An Oxymoron
My local bank in France has had a “make-over”. The counter, with its familiar personnel, has gone; to be replaced by a “Dalek” looking work station occupied by a girl who looks as if she still ought to be at school. The people that occupy the renovated space in their little offices change with remarkable regularity. But the biggest change is that they do not seem to be interested in handling money! One can only obtain cash from the ATM machine. A bank that ceases to function with liquid money seems to me to be a contradiction: an oxymoron.
Thomas More’s Utopia was written in a similar nonsensical style. For example, the word Utopia means “no place”, its major city had a waterless river running through it and the narrator has a name which means “speaker of nonsense”. It was a work as much about human foolishness as anything else, and part of its enduring quality is that it is a commentary on the human condition that can be given so easily to folly.
The book, in two parts, also drew a contrast between the foolishness of the corrupted state of western Renaissance Europe and the idealistic newly discovered island of Utopia. Nothing much has changed on that front. We seem now to be creating two worlds: one of the oligarchic super rich who receive obscene amounts of money that then funds their foolish spending. The other is a growing economic poverty among the majority who find it increasingly difficult to make ends meet. This is socially a very dangerous situation.
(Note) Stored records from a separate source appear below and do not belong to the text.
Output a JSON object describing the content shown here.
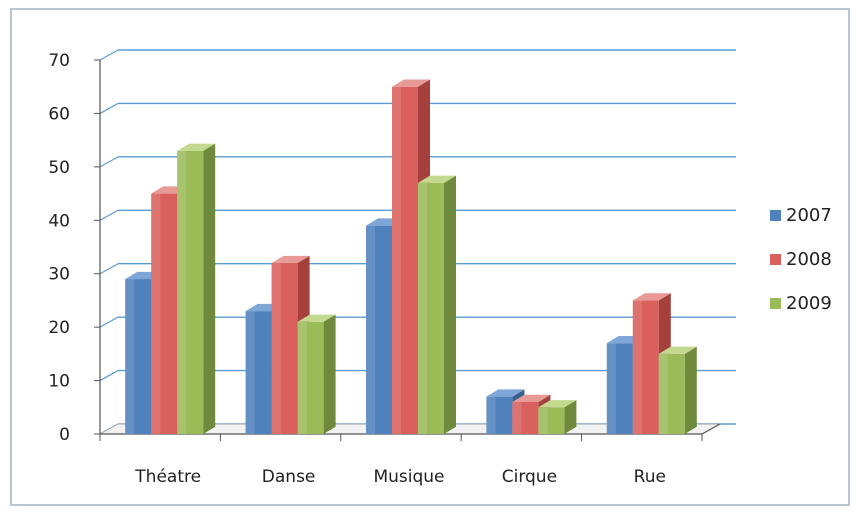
{
  "chart_data": {
    "type": "bar",
    "categories": [
      "Théatre",
      "Danse",
      "Musique",
      "Cirque",
      "Rue"
    ],
    "series": [
      {
        "name": "2007",
        "values": [
          29,
          23,
          39,
          7,
          17
        ]
      },
      {
        "name": "2008",
        "values": [
          45,
          32,
          65,
          6,
          25
        ]
      },
      {
        "name": "2009",
        "values": [
          53,
          21,
          47,
          5,
          15
        ]
      }
    ],
    "ylim": [
      0,
      70
    ],
    "yticks": [
      "0",
      "10",
      "20",
      "30",
      "40",
      "50",
      "60",
      "70"
    ],
    "grid": true,
    "legend": "right",
    "style": "3d-clustered",
    "colors": {
      "2007": {
        "front": "#4f81bd",
        "side": "#38608e",
        "top": "#7ea6d6"
      },
      "2008": {
        "front": "#d9605c",
        "side": "#a5403d",
        "top": "#e89a97"
      },
      "2009": {
        "front": "#9bbb59",
        "side": "#6f8a3c",
        "top": "#c2d98f"
      },
      "gridline": "#5b9bd5",
      "axis": "#555555"
    }
  }
}
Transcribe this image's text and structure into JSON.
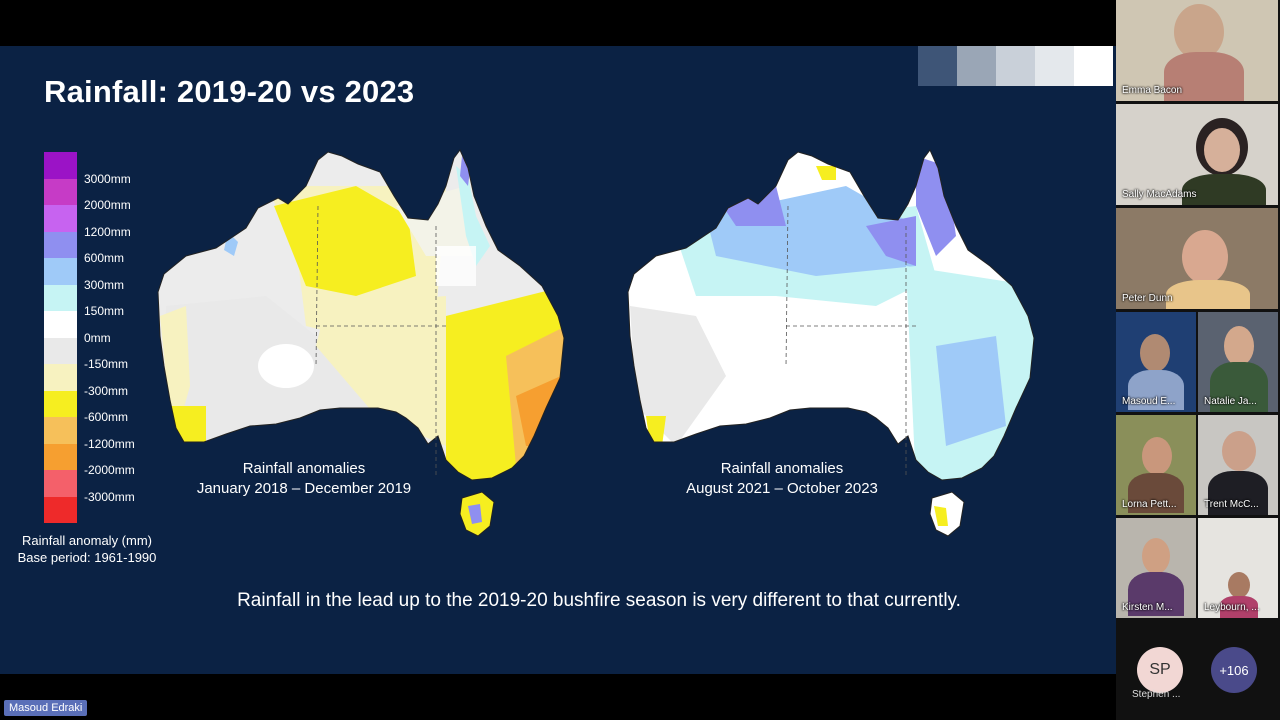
{
  "slide": {
    "title": "Rainfall: 2019-20 vs 2023",
    "legend": {
      "labels": [
        "3000mm",
        "2000mm",
        "1200mm",
        "600mm",
        "300mm",
        "150mm",
        "0mm",
        "-150mm",
        "-300mm",
        "-600mm",
        "-1200mm",
        "-2000mm",
        "-3000mm"
      ],
      "colors": [
        "#9b13c6",
        "#c63bc6",
        "#c763f0",
        "#8f8ff0",
        "#9fcaf8",
        "#c6f4f4",
        "#ffffff",
        "#e9e9e9",
        "#f7f2c0",
        "#f6ee20",
        "#f6c05a",
        "#f69f30",
        "#f4606a",
        "#ee2a2a"
      ],
      "caption_line1": "Rainfall anomaly (mm)",
      "caption_line2": "Base period: 1961-1990"
    },
    "map_left": {
      "caption_line1": "Rainfall anomalies",
      "caption_line2": "January 2018 – December 2019"
    },
    "map_right": {
      "caption_line1": "Rainfall anomalies",
      "caption_line2": "August 2021 – October 2023"
    },
    "bottom_text": "Rainfall in the lead up to the 2019-20 bushfire season is very different to that currently."
  },
  "presenter_name": "Masoud Edraki",
  "participants": [
    {
      "name": "Emma Bacon"
    },
    {
      "name": "Sally MacAdams"
    },
    {
      "name": "Peter Dunn"
    },
    {
      "name": "Masoud E..."
    },
    {
      "name": "Natalie Ja..."
    },
    {
      "name": "Lorna Pett..."
    },
    {
      "name": "Trent McC..."
    },
    {
      "name": "Kirsten M..."
    },
    {
      "name": "Leybourn, ..."
    }
  ],
  "avatar": {
    "initials": "SP",
    "name": "Stephen ..."
  },
  "more_count": "+106"
}
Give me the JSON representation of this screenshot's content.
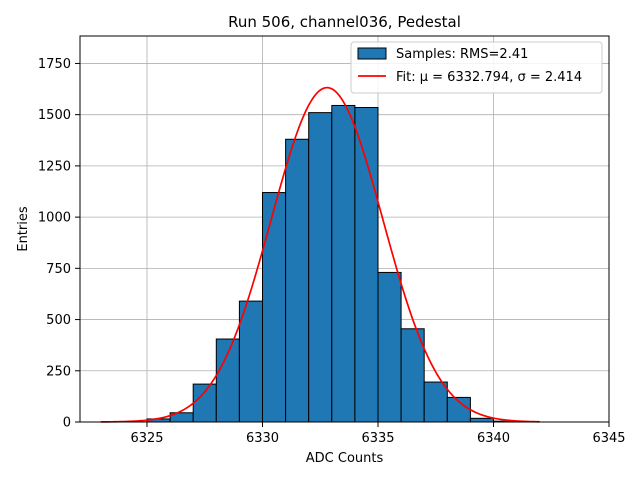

Pope Francis has written the following words, which are so apposite to our present condition in the contrast that he draws. “The world tells us to seek success, power and money; God tells us to seek humility, service and love.” Perhaps the still, small voice of God ought to be heard more often.
Our best wishes go to Bishop Alan Hopes, who has visited us in the past, upon his translation to become the new Bishop of East Anglia.